Data Scientist (Hybrid Data Scientist & Data Engineer)
📍 Central London (Hybrid On-Site) | 💼 Financial Services
I'm looking for a Data Scientist with strong Data Engineering capabilities to join a leading financial services business in Central London on an initial 6 Month Contract basis.
The role is INSIDE of IR35. The Day Rate is yet to be defined but I think we'll be around the £600 P/D mark.
This hybrid role requires on-site presence and is ideal for professionals who can bridge the gap between data engineering and data science, owning the entire data lifecycle from ingestion to production deployment.
Key Responsibilities
- Data Engineering & Collection – Build and maintain scalable data pipelines, ensure data quality, and manage structured/unstructured datasets.
- Data Exploration & Preparation – Perform data wrangling, cleaning, and exploratory analysis to derive business-ready datasets.
- Model Development – Design, develop, and validate statistical models and machine learning solutions to solve complex financial services challenges.

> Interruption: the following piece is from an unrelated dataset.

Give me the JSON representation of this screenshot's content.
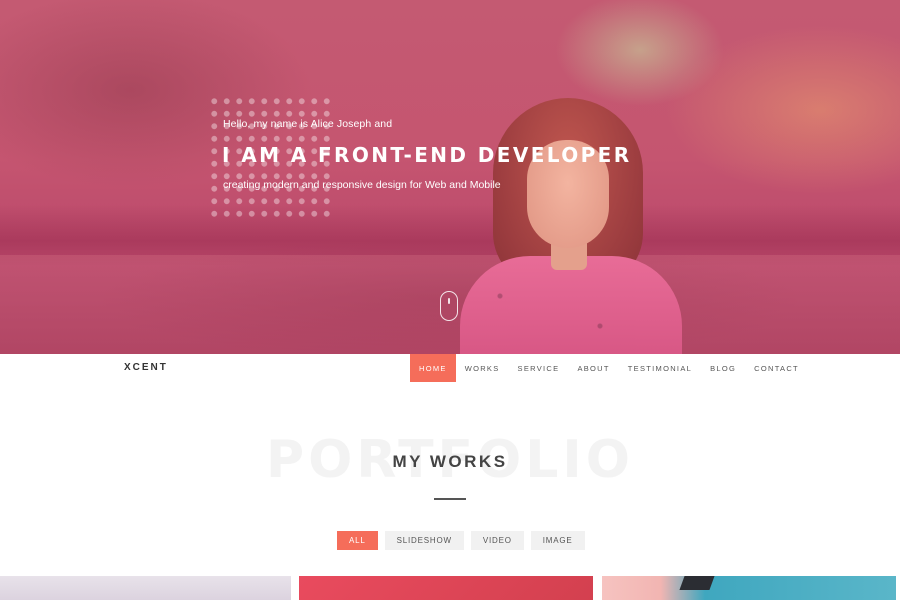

- Productization & Integration – Deploy and integrate models into production systems, ensuring reliability and scalability.

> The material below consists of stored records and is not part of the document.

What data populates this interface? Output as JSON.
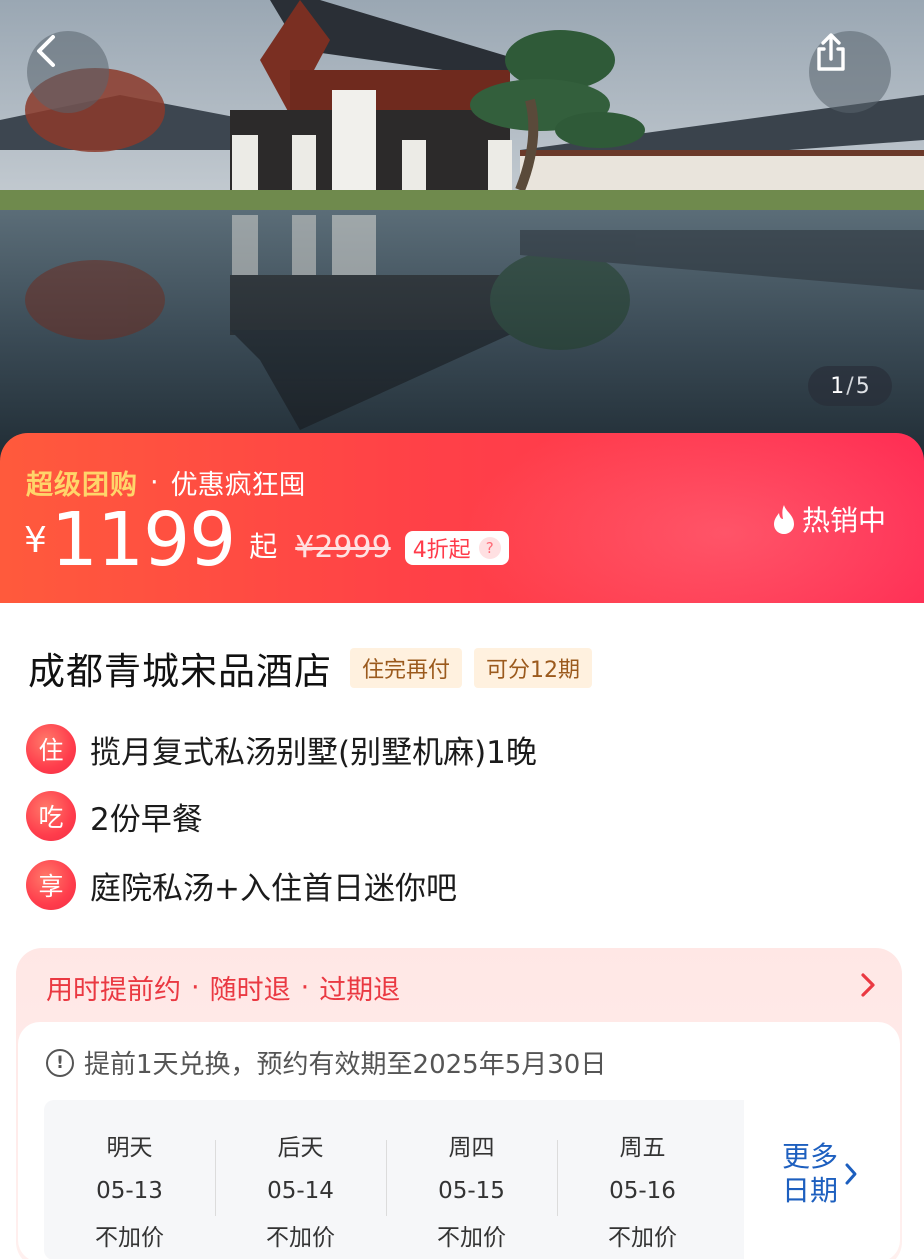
{
  "hero": {
    "sign_text": "成都青城宋品酒店",
    "pager": {
      "current": "1",
      "separator": "/",
      "total": "5"
    },
    "back_icon": "chevron-left-icon",
    "share_icon": "share-icon"
  },
  "promo": {
    "tag": "超级团购",
    "dot": "·",
    "slogan": "优惠疯狂囤",
    "currency": "¥",
    "price": "1199",
    "price_suffix": "起",
    "original_price": "¥2999",
    "discount": "4折起",
    "discount_help": "?",
    "hot_label": "热销中",
    "colors": {
      "banner_start": "#ff5a3c",
      "banner_end": "#ff2f55",
      "tag": "#ffd56a"
    }
  },
  "product": {
    "name": "成都青城宋品酒店",
    "chips": [
      "住完再付",
      "可分12期"
    ],
    "features": [
      {
        "badge": "住",
        "text": "揽月复式私汤别墅(别墅机麻)1晚"
      },
      {
        "badge": "吃",
        "text": "2份早餐"
      },
      {
        "badge": "享",
        "text": "庭院私汤+入住首日迷你吧"
      }
    ]
  },
  "booking": {
    "policies": [
      "用时提前约",
      "随时退",
      "过期退"
    ],
    "separator": "·",
    "notice_icon": "!",
    "notice": "提前1天兑换，预约有效期至2025年5月30日",
    "dates": [
      {
        "weekday": "明天",
        "date": "05-13",
        "price": "不加价"
      },
      {
        "weekday": "后天",
        "date": "05-14",
        "price": "不加价"
      },
      {
        "weekday": "周四",
        "date": "05-15",
        "price": "不加价"
      },
      {
        "weekday": "周五",
        "date": "05-16",
        "price": "不加价"
      }
    ],
    "more_dates": "更多日期",
    "colors": {
      "accent": "#ea3942",
      "link": "#1d5fbf"
    }
  }
}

- Monitoring & Maintenance – Track performance of pipelines and models, implementing retraining and performance optimization strategies.
- Communication & Visualization – Present insights clearly through dashboards, reports, and storytelling to both technical and non-technical stakeholders.
Key Skills & Experience
- Proficiency in Python and libraries such as Pandas, NumPy, Scikit-learn, TensorFlow/PyTorch.
- Strong SQL skills and experience with data warehouses (e.g., Snowflake, BigQuery, Redshift).
- Experience with cloud platforms (AWS, GCP, or Azure) and modern data engineering tools (e.g., Airflow, dbt, Spark).
- Solid understanding of machine learning, statistical modeling, and data science best practices.
- Ability to create impactful data visualizations (e.g., Tableau, Power BI, Plotly).
- Strong problem-solving skills with the ability to communicate insights effectively.
- Experience working in financial services or another highly regulated environment is highly desirable.